A competência dos tribunais administrativos, em qualquer das suas espécies, é de ordem pública e o seu conhecimento precede o de outra matéria (cfr. art. 03 da LPTA, vigente à data da instauração do processo).
Significa isto que é um pressuposto de conhecimento oficioso, quer se trate de incompetência absoluta (em razão da matéria ou da categoria do tribunal) quer se trate de incompetência relativa (em razão do território) e que o seu conhecimento tem prioridade sobre qualquer outro assunto.
Constitui objecto de decisão deste Tribunal a apreciação da bondade da sentença proferida no actual TAF de Coimbra (1º Juízo) que julgou procedente recurso contencioso de anulação e anulou o acto do ora recorrente de 04/11/2002 a determinar o embargo das obras de construção de edifício multifamiliar no lote n.º 3 referente ao processo de loteamento n.º 24/96.
À luz do regime legal que decorre dos arts. 02º e 09º da Lei n.º 13/02, de 19/02 (com as alterações introduzidas pela Lei n.º 4-A/03, de 19/02 e Lei n.º 107-D/03, de 31/12), 02º e 04º da Lei n.º 107-D/03, de 31/12, e 05º da Lei n.º 15/02, de 22/02, temos que a lei aplicável e que rege a tramitação e conhecimento dos autos “sub judice” é o anterior ETAF, bem como a anterior LPTA (cfr., entre outros, Ac. do STA de 26/05/2004 - Proc. n.º 385/04 in: «www.dgsi.pt/jsta»).

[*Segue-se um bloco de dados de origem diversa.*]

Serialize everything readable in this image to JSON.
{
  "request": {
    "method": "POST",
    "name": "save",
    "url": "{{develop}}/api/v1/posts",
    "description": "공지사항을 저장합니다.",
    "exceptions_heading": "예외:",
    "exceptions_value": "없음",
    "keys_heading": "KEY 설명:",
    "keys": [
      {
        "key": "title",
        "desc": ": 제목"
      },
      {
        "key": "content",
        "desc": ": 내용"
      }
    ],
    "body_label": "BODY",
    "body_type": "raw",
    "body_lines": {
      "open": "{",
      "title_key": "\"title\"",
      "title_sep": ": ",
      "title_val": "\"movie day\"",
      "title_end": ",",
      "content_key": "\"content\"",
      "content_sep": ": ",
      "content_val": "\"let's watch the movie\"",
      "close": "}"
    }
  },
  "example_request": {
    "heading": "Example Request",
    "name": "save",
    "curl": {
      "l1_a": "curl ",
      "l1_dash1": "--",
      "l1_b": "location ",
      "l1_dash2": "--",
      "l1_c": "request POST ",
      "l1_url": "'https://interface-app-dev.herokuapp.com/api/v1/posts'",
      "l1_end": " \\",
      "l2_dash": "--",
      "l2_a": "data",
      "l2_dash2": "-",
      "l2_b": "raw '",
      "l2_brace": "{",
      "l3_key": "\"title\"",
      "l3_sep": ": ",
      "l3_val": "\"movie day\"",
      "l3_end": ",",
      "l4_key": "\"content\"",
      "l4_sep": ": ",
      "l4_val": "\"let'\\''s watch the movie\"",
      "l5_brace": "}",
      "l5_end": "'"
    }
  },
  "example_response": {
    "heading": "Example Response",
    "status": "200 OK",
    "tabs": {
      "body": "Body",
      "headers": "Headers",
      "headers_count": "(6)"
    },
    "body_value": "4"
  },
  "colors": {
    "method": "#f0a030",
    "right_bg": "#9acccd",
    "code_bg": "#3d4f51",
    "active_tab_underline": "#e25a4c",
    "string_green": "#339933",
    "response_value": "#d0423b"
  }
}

Ora não estando em presença de decisão judicial proferida em meio processual acessório visto estarmos perante decisão judicial proferida no âmbito de recurso contencioso de anulação em matéria que não é relativa a funcionalismo público, temos que, face ao que se disciplina conjugadamente nos arts. 26º, n.º 1, al. b), 40º “a contrario” e 51º, n.º 1, al. h) todos do anterior ETAF, o tribunal material e hierarquicamente competente para a apreciação do presente recurso jurisdicional é o Supremo Tribunal Administrativo.
Assim, é este Tribunal incompetente em razão da matéria e da hierarquia para o conhecimento do recurso jurisdicional “sub judice”.